Soon I’m taking more new artwork to the Caplan Art Designs gallery. I’ve put the hanging wire on the backs of the latest 3 new works and as I worked I thought of various things I’ve learned, over the past umpteen years as a professional artist, about prepping artwork for display and delivery.
Here are 10 tips along with a picture of me wiring one of my new pieces:
2. Place the artwork face down on a soft surface large enough to hold my art and my tools.
3. Put the clearly typed label on the back of the artwork in the correct position so that I always know which end is “up”.
4. Use quality “D” rings and screws – NOT the saw-tooth hangers or any other cheap-o hanging method that will come loose over time and let the art fall to the floor unexpectedly.
5. Pre-drill the holes in the wood where the screws will go. (Measure for hole placement at least 2 times)
6. Carefully remove any drill-dust so it will not transfer to and/or mar the art surface.
7. Put a bit of Liquid Nails onto the tip of the screw just prior to screwing it into wood so that the screw will not come loose.
8. Use coated hanging wire – even if it is more expensive – it is kinder to my hands, my gallery owners hands and ultimately my client’s hands. Leave enough slack in the wire that a hand can easily reach behind and position it over a hook.
9. Do the best to make the backs of the artwork as neat as the front. The wire and label matter because without them there will be nothing on the wall for anyone to see. Without a clear label the gallery owner won’t know what art is what – and thus won’t display it. How art looks on the wall is often all down to the wire. Literally.
10. During delivery – aka stacking art in the car in prep for driving to the gallery in a Zen-cool calm fashion – nest the artworks together face to face – i.e the face of one artwork next to the face of another artwork – with some soft padding between them like a towel or blanket, using the Russian-doll method of stacking; largest on bottom and in succeeding sizes until the smallest is on top. (Shipping art is another topic…)

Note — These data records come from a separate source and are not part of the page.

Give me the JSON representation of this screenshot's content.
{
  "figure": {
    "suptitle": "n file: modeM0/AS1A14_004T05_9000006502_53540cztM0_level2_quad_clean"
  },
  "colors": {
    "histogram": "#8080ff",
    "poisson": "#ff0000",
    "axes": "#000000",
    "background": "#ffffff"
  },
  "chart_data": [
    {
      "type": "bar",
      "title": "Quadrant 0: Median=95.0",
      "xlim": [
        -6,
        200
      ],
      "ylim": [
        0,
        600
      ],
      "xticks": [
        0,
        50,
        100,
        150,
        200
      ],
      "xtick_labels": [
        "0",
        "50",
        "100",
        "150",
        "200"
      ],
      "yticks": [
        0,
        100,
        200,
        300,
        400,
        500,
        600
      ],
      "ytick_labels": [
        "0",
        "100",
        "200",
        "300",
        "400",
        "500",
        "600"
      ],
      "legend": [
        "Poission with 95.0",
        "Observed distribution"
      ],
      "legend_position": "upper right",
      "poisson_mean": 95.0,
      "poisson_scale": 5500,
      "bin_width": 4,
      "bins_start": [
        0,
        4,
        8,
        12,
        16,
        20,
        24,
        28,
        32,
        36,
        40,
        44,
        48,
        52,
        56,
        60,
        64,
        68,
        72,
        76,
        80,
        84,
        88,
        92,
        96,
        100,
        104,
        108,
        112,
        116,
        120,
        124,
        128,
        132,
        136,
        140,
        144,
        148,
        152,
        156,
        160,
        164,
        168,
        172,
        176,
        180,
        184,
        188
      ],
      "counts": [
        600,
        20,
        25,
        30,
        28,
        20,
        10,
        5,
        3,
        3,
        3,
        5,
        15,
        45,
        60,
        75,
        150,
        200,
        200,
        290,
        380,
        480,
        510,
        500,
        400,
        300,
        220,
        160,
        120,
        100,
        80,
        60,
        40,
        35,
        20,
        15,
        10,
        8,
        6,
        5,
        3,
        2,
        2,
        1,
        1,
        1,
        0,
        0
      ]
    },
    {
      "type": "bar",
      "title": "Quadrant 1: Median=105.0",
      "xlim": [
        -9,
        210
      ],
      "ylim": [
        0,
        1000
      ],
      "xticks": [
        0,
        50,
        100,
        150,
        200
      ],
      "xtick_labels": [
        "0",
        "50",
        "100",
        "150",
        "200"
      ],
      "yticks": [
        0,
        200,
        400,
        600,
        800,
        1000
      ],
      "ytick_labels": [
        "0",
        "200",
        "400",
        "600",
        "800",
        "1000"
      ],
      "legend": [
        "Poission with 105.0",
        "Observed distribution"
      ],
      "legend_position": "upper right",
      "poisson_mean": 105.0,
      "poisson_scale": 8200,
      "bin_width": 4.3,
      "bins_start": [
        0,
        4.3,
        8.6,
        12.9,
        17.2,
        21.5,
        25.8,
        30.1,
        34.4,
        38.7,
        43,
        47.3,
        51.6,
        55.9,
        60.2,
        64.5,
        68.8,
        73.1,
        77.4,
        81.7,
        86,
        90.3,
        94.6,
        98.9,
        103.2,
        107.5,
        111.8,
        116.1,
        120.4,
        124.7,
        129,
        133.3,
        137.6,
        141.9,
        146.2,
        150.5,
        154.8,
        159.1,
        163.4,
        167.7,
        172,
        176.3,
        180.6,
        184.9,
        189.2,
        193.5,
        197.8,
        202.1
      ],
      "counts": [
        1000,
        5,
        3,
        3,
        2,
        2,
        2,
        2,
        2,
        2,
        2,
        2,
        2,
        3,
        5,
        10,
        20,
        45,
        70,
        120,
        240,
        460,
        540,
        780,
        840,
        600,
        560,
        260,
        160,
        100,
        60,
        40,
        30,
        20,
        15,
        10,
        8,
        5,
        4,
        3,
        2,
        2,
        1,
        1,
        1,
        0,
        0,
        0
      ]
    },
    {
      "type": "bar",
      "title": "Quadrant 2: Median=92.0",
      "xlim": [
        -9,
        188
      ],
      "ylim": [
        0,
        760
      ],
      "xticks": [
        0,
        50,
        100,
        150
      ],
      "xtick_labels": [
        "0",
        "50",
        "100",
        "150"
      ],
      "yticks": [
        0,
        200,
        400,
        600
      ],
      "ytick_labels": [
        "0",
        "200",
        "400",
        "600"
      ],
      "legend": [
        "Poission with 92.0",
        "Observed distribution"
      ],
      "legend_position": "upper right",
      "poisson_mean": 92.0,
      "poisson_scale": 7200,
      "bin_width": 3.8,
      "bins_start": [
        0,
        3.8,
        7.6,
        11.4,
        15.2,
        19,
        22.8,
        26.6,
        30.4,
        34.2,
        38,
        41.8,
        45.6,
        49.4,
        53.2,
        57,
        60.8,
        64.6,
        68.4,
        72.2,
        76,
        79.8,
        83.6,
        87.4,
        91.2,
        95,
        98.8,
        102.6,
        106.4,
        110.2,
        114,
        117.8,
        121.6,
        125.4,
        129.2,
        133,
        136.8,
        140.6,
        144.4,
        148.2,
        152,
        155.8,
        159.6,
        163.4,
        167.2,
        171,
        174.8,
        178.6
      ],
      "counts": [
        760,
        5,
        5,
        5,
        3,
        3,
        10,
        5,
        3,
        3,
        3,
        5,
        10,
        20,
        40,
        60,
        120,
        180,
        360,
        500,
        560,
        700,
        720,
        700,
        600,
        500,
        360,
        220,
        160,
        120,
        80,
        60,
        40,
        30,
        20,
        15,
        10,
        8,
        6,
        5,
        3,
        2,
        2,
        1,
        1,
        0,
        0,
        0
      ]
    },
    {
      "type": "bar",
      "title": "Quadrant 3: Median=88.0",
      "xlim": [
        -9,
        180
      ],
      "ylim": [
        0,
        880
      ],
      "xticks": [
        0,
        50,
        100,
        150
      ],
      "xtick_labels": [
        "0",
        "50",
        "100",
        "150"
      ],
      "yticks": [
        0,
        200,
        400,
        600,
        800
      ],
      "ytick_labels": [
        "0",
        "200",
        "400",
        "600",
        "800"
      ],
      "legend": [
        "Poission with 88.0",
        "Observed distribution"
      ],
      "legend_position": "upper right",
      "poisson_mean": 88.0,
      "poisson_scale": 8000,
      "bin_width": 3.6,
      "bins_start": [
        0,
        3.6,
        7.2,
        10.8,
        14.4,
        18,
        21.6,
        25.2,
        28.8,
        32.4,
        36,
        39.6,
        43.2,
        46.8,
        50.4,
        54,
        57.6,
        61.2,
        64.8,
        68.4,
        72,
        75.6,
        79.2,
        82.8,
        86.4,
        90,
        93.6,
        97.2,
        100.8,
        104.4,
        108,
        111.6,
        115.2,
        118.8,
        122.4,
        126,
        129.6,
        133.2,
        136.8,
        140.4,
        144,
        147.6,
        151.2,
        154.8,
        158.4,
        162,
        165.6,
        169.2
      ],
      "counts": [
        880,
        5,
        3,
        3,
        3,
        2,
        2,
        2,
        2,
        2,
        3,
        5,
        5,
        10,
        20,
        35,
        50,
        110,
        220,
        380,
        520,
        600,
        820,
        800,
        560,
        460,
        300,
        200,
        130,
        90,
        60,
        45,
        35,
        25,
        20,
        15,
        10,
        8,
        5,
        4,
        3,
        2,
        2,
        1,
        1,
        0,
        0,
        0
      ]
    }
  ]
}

Sue Clancy in her studio wiring her fine art in preparation for an exhibit
Details about my upcoming exhibit is here: fb.me/1pQ0TfItC
About a year ago I began working towards my upcoming October exhibit at Caplan Art Designs. From a book I’d created years ago with Dr. Bob Hoke titled “Dr. Bob’s Emotional Repair Program First Aid Kit” (aka The First Aid Kit) I selected a ‘living well’ aspect to explore via fine art. Then I spent the next year making art.
The aspect I’d selected from The First Aid Kit was: (and I’m paraphrasing) “happiness is not about getting what you want from the external world – it’s how you interpret the things you perceive in the external world”. (You can see some sample pages from The First Aid Kit here: https://sueclancy.com/artist-books/ – and you can see links for getting either an ebook copy or a print copy of it there too. )
So fast forwarding to now: a year’s worth of artwork has been created and/or selected by the gallery and I’m working on the paperwork for my exhibit. The gallery likes to have an “exhibit statement” i.e. they want me to create some text based handle by which people visiting my exhibit could have a framework, a context, for understanding my work. I came up with this:
By Sue Clancy
(exhibit statement for exhibit at The Daily in the Pearl October 2016 via Caplan Art Designs)
I read somewhere that “Happiness is a skill to be practiced like the violin” and I asked myself “How do I practice happiness?” Then after attending a friend’s mother’s 90th birthday party I began thinking about how our lives are made up of patterns; patterns in nature, patterns in culture, as well as our own mental patterns or habits of mind. So I began to collect, from my daily life, “pleasant patterns” of happiness and have recreated those moments for you.